Je conversais encore, il y a quelques jours, avec un ancien cultivateur, âgé de 90 ans. Ce brave homme se rappelle très bien avoir reçu les leçons du curé Rocheron et plus tard, après la mort du curé, avoir fréquenté la classe de l’instituteur successeur de Lecoeur.
C’est à croire que quelques années après la révolution, jusqu’en 1815, l’école communale n’existait que de nom.
II – de 1789 à 1833
En 1789, l’école était bâtie en terre, couverte en chaume et elle se composait de deux pièces, l’une servant de classe, l’autre de logement au « maître d’école ».
La classe avait une surface de 50 mètres carrés environ. Point de tables, quelques bancs et la chaire du maître, tel était le mobilier.
Cela dura ainsi jusqu’en 1837.
III - de 1833 à 1850
La loi de 1833 ne changea en rien la situation. Quelques modifications furent apportées au logement de l’instituteur. L’unique pièce fut partagée en deux, quelques tables furent mises dans la classe et on construisit…une étable.
L’étable était sans doute indispensable, car le maître d’école, le père Breton pour parler comme ses anciens élèves, cultivait quelques champs.
Quant à la maison d’école, elle existait mais on n’avait guère l’air de s’en occuper.
IV - de 1850 à 1880
En 1861, elle menaçait ruine, aussi, pour la consolider, on lui fit pour 274 f de réparations.
A part ces réparations, elle conserva toujours son même aspect jusqu’en 1883. Sa couverture en chaume la faisait ressembler à une chaumière. Point de cour de récréation, les enfants allaient s’ébattre dans les rues, les cours des voisins.
Le 15 mars 1865, M. Breton fit l’inventaire du mobilier du logement de l’instituteur. Le mobilier lui appartenait, la commune se bornait à donner un logement tout nu.
« Inventaire des objets mobiliers et autres existants dans la maison d’école de Vieuvicq, fait aux frais de M. Breton instituteur au dit lieu, lui appartenant et dont le détail suit : Savoir,
1° Un petit placard en bois blanc au côté droit de la cheminée de la maison, une alcôve et son bois de lit
2° Un autre grand placard aussi en bois blanc fermant à clef existant au côté gauche de la cheminée de la chambre, un autre petit placard à droite de cette même cheminée, servant de portemanteau garni de ses tringles en fer, un devant de cheminée et un tablier, une grande alcôve avec ses tringles et deux bois de lit
3° Dans la petite étable une crèche en bois et deux échelles.

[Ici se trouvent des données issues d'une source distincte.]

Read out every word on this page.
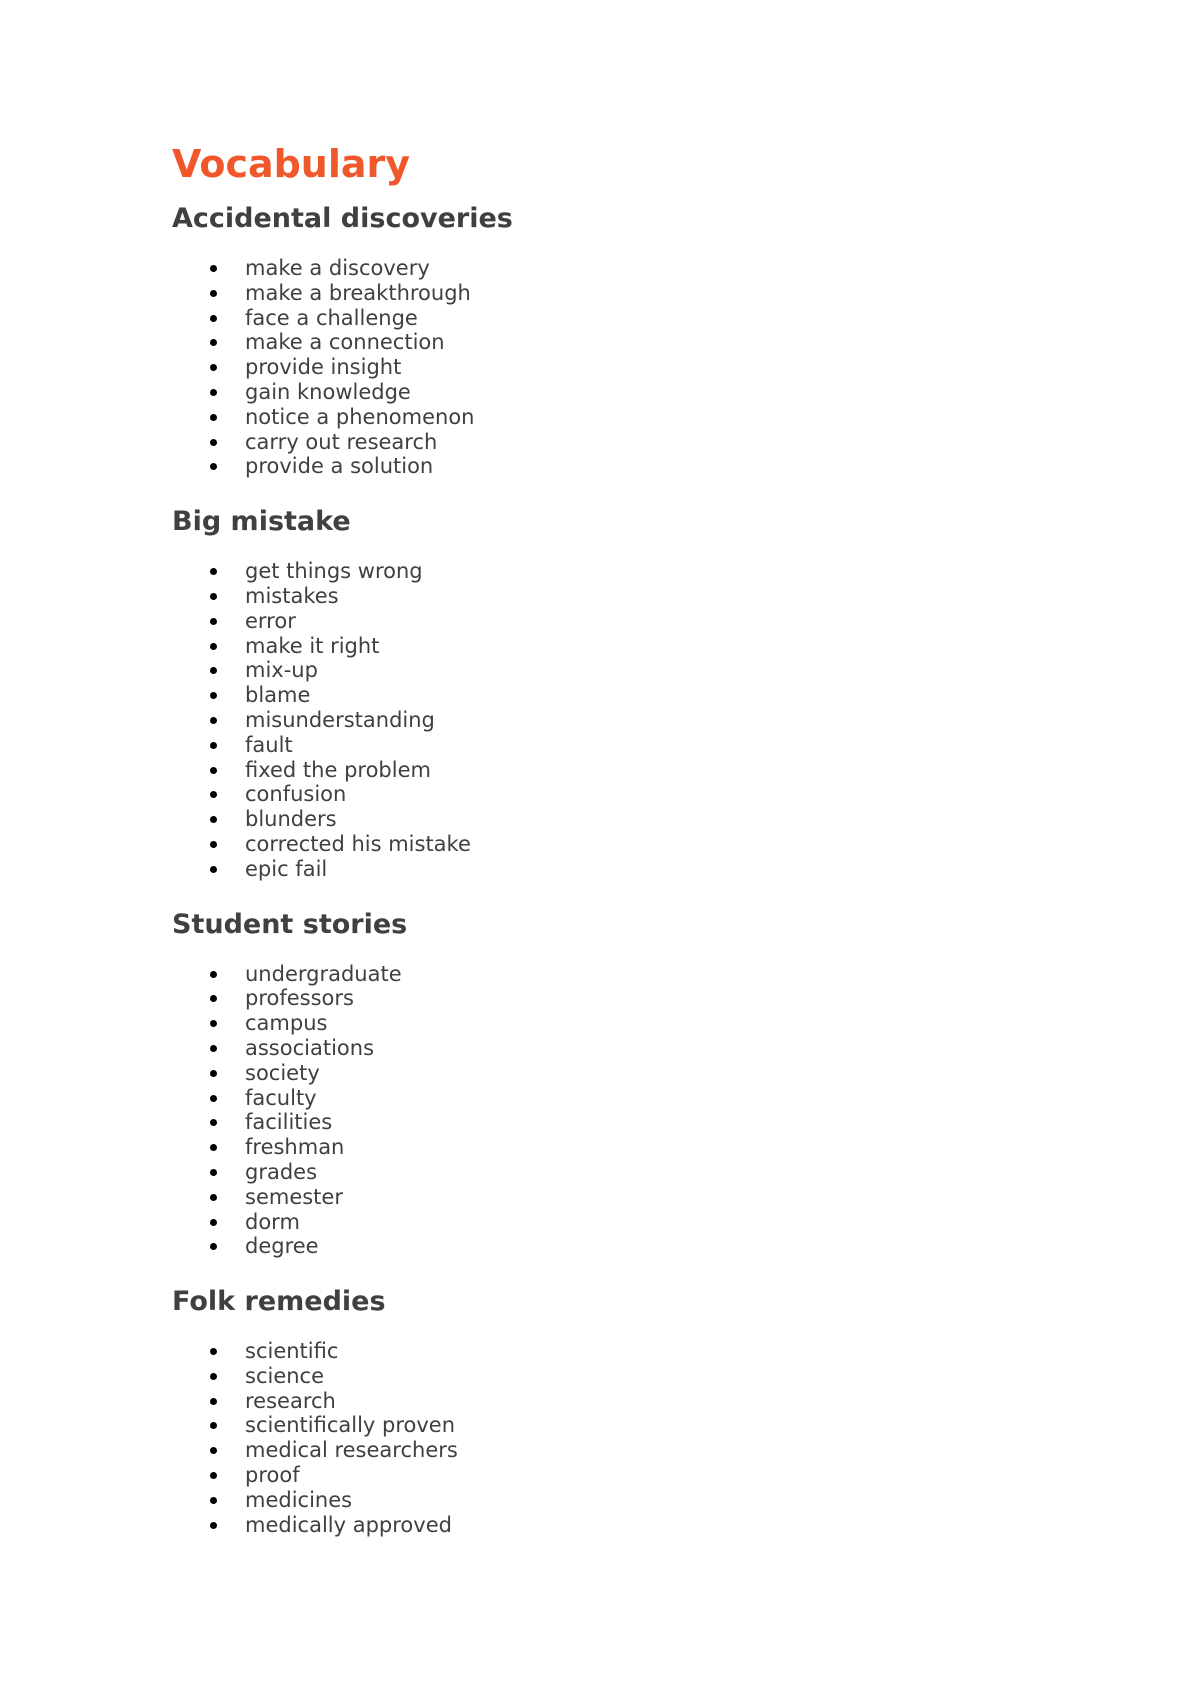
Vocabulary
Accidental discoveries
make a discovery
make a breakthrough
face a challenge
make a connection
provide insight
gain knowledge
notice a phenomenon
carry out research
provide a solution
Big mistake
get things wrong
mistakes
error
make it right
mix-up
blame
misunderstanding
fault
fixed the problem
confusion
blunders
corrected his mistake
epic fail
Student stories
undergraduate
professors
campus
associations
society
faculty
facilities
freshman
grades
semester
dorm
degree
Folk remedies
scientific
science
research
scientifically proven
medical researchers
proof
medicines
medically approved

4° Dans la grande étable ou loge, une autre crèche également en bois, le pan de bois, la porte et ses ferrements formant la devanture de cette loge ou étable, le plancher en bois de chêne. Etc.
Le 15 septembre 1868, lors du départ de M. Breton, la commune rachète ce mobilier pour 164 f et les étables furent transformées en bûcher.
En 1863, la baronne de Guesnet née Cugnot de l’Epinay, lègue à l’œuvre des sœurs de Saint Paul par testament olographe, du 19 mai 1856, une petite maison à Mottereau et deux jardins y attenant pour y fonder à perpétuité un établissement consacré à l’éducation des jeunes filles de Mottereau et des jeunes filles pauvres de la commune de Vieuvicq
Le conseil accepta ce legs par une délibération du 21 juin 1863.
Voici la copie de cette délibération et celle du décret du 10 août 1868 autorisant l’acceptation de ce legs.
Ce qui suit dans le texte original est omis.